This week is critical for the stock market. To put the case in perspective, markets have seen strong gains since the start of the new year, particularly in European and Asian markets, as inflation and economic pressures eased in Europe and as China reopened from COVID. This has helped increase risk appetite in international markets to the extent that, by many measures, risk appetite is now at its highest level in 10-15 years, suggesting that investors are becoming complacent.
This complacency is also seen in low levels of market volatility and also in the performance of meme stocks. This is a critical week because not only do we have earnings from some of the biggest companies in the world like Apple and Amazon.
Reversal of inflation
If inflation eases, and it looks like it has already peaked, the Federal Reserve is expected to raise interest rates by 25 basis points, with the possibility of another hike next month. Much will depend on Fed Chairman Jerome Powell’s press conference in terms of market sentiment. My own expectation is that the Federal Reserve will effectively want to curb inflation and will be willing to hold interest rates longer. In that context, I expect Powell to strike a hawkish note Wednesday night.

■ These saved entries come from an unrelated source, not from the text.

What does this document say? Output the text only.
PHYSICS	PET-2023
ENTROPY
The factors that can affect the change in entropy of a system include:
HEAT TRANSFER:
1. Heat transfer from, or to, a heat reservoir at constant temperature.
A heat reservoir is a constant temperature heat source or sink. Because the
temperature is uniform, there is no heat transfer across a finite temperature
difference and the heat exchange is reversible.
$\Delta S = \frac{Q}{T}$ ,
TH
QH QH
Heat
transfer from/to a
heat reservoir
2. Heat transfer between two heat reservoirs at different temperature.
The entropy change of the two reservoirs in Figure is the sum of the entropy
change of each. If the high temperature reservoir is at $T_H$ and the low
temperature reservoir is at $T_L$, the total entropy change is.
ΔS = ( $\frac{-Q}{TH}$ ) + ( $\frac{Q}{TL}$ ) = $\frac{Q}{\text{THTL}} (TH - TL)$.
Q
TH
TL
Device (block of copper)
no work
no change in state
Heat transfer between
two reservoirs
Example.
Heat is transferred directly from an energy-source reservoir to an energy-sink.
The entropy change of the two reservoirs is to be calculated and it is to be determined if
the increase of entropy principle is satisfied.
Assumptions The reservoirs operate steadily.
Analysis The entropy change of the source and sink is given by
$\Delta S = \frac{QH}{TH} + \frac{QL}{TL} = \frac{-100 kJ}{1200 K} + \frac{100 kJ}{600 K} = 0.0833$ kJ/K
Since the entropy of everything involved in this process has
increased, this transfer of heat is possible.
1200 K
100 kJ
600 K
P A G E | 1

Indeed, it is unlikely that he could do otherwise. It’s just unlikely that he could allow markets to rise further, which would add fuel to improving financial market conditions, which could potentially lead to higher crude prices, which in turn could fuel higher inflation year-on-year.
It’s a tough environment for the Fed. While inflation is falling, many leading economic indicators, such as the new orders component of the ISM manufacturing index and various other Fed survey indicators, point to a sharp slowdown in growth. There are large parts of the economy that look strong. The labor market is very strong, many households and companies not only in the US but also in Europe have healthy and strong balance sheets, and this has the potential to keep inflation high for the foreseeable future.
To that end, the risk for the Federal Reserve is that inflation becomes sticky or that we get entrenched 4 to 5% inflation as a trend. The Fed won’t want that, and their task, in a sado-monetarist sense, may mean that they must break the pillars of the economy until inflation is decisively down to two, potentially to 2%.
So my expectation is that we see volatility pick up on Wednesday. Markets are vulnerable to a wave of risk aversion selling.
Also unlikely given the news from its supply chain that Apple is going to report very strong results overall over the next three months, the scenario I see is that the S&P 500 falls to the 3,600 level and maybe lower than that. until we start to see buyers stockpile assets and then prepare for a more durable decisive rally towards the end of Q1.